GP numbers in England down every year since 2015 pledge to raise them

The number of GPs in England has fallen every year since the government first pledged to increase the family doctor workforce by 5,000, a minister has admitted.

Denis Campbell

There were 29,364 full-time-equivalent GPs in post in September 2015, when the then health secretary, Jeremy Hunt, first promised to increase the total by 5,000 by 2020.

However, by September 2020 the number of family doctors had dropped to 27,939, a fall of 1,425, the health minister Maria Caulfield disclosed in a parliamentary answer. And it has fallen even further since then, to 27,920, she confirmed, citing NHS workforce data.

In the 2019 general election campaign, Boris Johnson replaced Hunt’s pledge with a new commitment to increase the number of GPs in England by 6,000 by 2024. However, Sajid Javid, the health secretary, admitted last November that this pledge was unlikely to be met because so many family doctors were retiring early.

Organisations representing GPs say their heavy workloads, rising expectations among patients, excess bureaucracy, a lack of other health professionals working alongside them in surgeries, and concern that overwork may lead to them making mistakes are prompting experienced family doctors to quit in order to improve their mental health and work-life balance.

The British Medical Association (BMA) said the figures Caulfield cited showed that the lack of doctors in general practice was “going from bad to worse for both GPs and patients”, and it warned that patients were paying the price in the form of long waits for an appointment.

“Despite repeated pledges from government to boost the workforce by thousands, it’s going completely the wrong way,” said Dr Kieran Sharrock, the deputy chair of the BMA’s GP committee. “As numbers fall, remaining GPs are forced to stretch themselves even more thinly, and this of course impacts access for patients and the safety of care provided.”

Dr Dan Poulter, the Conservative MP who tabled the question, said: “These figures are hugely worrying because they show that GP numbers in England have been falling, despite ministerial pledges to increase them.

“GPs’ relentless workloads are clearly a major factor here. Patients and the entire NHS desperately need more family doctors, in order to reduce waiting times and ensure people who are ill get care, and referral on to hospital if needed, as soon as possible.”

Although record numbers of young doctors are choosing to train as GPs, the persistently high rate of early retirement means moves to increase the workforce are faltering.
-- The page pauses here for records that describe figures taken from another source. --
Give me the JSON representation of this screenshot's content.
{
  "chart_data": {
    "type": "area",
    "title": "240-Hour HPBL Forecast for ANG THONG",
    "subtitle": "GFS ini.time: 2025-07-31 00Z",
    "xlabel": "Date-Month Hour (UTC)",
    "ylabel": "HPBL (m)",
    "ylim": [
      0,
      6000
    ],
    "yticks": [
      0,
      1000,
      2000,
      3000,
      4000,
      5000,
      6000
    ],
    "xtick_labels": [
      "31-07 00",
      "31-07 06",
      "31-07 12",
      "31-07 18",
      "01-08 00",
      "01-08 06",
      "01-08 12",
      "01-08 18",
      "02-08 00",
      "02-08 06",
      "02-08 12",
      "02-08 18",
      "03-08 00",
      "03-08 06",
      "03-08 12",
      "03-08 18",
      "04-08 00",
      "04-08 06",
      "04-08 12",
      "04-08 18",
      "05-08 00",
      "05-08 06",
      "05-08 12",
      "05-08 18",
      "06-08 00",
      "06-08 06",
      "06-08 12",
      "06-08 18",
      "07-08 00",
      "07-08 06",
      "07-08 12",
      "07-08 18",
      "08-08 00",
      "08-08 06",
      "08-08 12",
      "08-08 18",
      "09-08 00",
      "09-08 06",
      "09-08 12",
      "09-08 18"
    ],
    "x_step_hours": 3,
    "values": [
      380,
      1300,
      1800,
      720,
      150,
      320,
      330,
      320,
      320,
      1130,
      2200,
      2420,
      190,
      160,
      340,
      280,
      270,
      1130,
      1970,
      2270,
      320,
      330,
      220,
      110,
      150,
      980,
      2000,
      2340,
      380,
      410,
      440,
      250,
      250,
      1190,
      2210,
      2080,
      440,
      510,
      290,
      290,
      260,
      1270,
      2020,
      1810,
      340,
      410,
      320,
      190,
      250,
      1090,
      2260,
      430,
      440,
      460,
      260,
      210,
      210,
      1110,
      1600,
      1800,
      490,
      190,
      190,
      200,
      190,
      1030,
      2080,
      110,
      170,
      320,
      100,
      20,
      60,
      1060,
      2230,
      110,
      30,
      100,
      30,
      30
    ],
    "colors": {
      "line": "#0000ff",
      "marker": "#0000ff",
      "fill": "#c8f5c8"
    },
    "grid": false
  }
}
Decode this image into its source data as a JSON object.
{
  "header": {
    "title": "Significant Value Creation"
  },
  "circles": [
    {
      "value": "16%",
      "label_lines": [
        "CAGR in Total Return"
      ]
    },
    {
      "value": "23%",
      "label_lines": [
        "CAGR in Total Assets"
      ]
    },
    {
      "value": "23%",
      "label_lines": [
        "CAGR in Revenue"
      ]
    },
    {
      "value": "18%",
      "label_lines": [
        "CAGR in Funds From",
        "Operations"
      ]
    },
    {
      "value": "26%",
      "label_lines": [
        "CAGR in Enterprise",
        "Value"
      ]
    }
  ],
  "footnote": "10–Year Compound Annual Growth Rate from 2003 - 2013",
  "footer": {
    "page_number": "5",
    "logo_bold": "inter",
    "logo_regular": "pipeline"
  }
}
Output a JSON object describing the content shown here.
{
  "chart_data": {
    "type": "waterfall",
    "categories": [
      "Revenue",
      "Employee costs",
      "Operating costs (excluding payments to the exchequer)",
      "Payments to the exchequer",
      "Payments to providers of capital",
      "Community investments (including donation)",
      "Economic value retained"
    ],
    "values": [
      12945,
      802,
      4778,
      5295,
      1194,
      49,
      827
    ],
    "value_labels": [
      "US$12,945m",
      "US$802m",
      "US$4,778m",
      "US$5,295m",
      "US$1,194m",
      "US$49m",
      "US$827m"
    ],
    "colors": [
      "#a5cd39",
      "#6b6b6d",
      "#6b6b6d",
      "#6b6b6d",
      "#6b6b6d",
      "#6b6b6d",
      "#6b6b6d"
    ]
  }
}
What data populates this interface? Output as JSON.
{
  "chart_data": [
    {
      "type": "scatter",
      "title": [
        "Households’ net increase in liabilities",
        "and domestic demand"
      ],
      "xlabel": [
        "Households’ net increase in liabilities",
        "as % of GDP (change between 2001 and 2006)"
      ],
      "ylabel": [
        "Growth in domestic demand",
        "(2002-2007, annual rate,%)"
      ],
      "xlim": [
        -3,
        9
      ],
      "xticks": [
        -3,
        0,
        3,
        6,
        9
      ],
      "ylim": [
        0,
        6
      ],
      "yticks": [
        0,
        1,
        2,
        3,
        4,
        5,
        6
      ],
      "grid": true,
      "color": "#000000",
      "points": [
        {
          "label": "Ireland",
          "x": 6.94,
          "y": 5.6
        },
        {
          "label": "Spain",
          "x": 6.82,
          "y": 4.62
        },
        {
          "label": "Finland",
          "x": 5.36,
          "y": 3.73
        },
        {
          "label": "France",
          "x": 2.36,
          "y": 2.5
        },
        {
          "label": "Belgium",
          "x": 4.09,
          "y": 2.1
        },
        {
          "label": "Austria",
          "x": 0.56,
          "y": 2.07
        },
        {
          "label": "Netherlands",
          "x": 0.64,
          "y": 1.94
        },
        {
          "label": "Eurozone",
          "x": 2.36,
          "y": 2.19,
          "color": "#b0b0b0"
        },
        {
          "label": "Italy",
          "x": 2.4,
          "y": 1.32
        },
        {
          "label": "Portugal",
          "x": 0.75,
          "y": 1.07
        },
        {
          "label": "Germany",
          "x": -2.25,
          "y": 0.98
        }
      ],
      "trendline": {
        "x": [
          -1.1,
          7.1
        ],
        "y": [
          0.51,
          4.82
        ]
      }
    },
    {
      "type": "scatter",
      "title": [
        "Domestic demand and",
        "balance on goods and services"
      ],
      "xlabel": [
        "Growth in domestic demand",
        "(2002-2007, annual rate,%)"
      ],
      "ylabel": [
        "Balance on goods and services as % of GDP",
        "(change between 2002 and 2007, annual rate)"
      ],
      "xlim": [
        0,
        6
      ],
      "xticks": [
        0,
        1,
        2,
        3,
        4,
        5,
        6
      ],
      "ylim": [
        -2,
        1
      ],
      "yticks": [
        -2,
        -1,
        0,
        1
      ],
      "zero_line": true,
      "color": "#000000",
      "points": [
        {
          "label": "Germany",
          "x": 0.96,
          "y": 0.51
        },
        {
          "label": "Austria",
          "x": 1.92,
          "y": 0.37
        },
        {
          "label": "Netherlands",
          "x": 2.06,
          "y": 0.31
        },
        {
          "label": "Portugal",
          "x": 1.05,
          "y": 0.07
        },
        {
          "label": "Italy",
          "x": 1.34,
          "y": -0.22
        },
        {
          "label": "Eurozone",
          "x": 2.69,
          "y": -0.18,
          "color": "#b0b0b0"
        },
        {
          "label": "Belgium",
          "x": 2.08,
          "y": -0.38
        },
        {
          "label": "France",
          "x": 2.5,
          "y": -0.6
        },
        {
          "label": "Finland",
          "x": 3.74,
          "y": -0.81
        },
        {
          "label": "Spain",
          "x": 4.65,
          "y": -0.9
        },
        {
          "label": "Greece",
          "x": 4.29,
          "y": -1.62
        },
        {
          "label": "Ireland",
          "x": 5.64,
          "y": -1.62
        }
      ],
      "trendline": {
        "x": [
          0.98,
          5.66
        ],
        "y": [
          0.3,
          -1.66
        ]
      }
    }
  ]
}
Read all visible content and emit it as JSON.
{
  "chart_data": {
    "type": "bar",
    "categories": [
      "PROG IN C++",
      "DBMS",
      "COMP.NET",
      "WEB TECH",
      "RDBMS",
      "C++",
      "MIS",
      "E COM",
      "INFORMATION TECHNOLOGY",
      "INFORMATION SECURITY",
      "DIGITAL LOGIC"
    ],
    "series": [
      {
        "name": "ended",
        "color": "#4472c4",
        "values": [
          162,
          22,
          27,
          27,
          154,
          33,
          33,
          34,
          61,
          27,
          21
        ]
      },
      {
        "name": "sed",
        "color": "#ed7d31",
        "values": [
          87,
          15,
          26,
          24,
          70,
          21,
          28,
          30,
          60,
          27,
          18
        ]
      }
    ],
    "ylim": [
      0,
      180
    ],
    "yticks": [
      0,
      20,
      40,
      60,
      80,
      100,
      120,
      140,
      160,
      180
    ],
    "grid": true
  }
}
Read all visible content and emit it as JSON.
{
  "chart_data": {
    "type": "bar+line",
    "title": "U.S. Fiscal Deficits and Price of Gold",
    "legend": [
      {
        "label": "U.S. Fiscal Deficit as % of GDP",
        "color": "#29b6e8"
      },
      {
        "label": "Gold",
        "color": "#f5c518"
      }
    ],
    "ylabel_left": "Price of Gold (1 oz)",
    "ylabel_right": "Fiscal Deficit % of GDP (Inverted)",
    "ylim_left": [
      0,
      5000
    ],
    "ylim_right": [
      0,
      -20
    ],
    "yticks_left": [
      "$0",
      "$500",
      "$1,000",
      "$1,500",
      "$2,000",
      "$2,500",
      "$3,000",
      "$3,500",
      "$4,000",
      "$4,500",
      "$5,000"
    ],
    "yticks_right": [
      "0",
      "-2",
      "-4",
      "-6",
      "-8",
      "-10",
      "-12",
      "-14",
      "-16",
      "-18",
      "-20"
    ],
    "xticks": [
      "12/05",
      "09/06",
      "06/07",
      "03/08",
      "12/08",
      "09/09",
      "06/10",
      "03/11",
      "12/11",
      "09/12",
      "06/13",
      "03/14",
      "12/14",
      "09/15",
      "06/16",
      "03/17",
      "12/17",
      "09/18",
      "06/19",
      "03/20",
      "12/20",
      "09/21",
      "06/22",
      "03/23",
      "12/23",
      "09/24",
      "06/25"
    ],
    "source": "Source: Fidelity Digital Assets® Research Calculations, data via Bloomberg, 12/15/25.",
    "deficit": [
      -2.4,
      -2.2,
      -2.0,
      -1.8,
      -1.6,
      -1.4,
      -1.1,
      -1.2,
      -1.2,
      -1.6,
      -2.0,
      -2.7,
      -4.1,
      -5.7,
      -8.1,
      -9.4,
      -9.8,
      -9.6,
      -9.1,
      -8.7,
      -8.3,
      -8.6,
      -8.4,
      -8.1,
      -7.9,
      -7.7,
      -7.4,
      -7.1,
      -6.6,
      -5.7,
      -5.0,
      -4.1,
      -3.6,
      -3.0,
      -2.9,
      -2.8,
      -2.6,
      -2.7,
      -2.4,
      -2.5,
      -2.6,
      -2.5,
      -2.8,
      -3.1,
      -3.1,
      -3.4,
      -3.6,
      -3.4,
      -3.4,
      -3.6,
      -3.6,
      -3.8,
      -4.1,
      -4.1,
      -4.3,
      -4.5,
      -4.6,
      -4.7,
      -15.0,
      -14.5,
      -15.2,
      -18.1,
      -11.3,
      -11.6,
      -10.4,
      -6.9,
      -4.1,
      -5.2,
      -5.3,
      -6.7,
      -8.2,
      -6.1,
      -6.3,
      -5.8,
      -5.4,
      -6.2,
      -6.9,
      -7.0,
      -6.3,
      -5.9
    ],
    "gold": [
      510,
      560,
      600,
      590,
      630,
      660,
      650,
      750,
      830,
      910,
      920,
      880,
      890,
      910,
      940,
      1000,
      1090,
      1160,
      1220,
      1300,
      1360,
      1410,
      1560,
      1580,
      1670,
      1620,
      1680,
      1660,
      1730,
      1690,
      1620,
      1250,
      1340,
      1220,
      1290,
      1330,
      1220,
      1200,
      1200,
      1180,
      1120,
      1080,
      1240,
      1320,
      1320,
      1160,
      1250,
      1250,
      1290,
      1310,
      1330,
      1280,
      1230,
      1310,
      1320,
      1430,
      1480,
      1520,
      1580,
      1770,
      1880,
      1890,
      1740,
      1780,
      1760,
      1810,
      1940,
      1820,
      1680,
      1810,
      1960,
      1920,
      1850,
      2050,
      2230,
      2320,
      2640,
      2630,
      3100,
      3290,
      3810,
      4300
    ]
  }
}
Hunt has cited that as the key reason his pledge of 5,000 more family doctors was not fulfilled.

Poulter, a former health minister who works part-time as a psychiatrist in the NHS, urged the government to push through changes to help ease the pressure on GPs.

“As an immediate step, the pension penalties that see many GPs, hospital doctors and other healthcare professionals penalised simply for working should be scrapped to avoid many deciding that early retirement is the best option.

“In addition, as has been done successfully in Australia, incentives and relocation support packages need to be put in place to attract GPs to work in parts of the country where there are acute shortages.”

Prof Martin Marshall, the chair of the Royal College of GPs, said the Covid pandemic had exacerbated the existing “intense workloads and workforce pressures” that GPs face.

“GPs and our teams make the vast majority of NHS patient contacts, in turn alleviating pressures across the health service. But with the service buckling under staffing and resource pressures, workload is unsustainable, and this is leading to GPs burning out and leaving the profession earlier than planned,” he said.

“Good progress is being made recruiting more doctors into general practice but, if more GPs are leaving the profession than entering it, we’re fighting a losing battle.”

Marshall urged Javid to deliver as soon as possible on a separate government pledge to increase the number of pharmacists, physiotherapists, mental health therapists and other health professionals working in GP practices by 26,000 by 2024.

Sharrock said the growing population and workforce shortages meant that each GP in England was responsible for 300 (15%) more patients than they were in 2015.

The Department of Health and Social Care said Caulfield’s figures only related to fully qualified GPs, and that once trainees were included there were 1,672 more full-time-equivalent family doctors in December 2021 than December 2019.

A spokesperson said: “We are committed to growing the general practice workforce to ensure everyone receives the care they need and there has been an increase of more than 1,600 doctors in general practice over the past two years.

“To boost recruitment, we have increased the number of GP training places and in 2021/22 we saw the highest ever number of doctors accepting a place on GP training – a record-breaking 4,000 trainees, up from 2,671 in 2014.”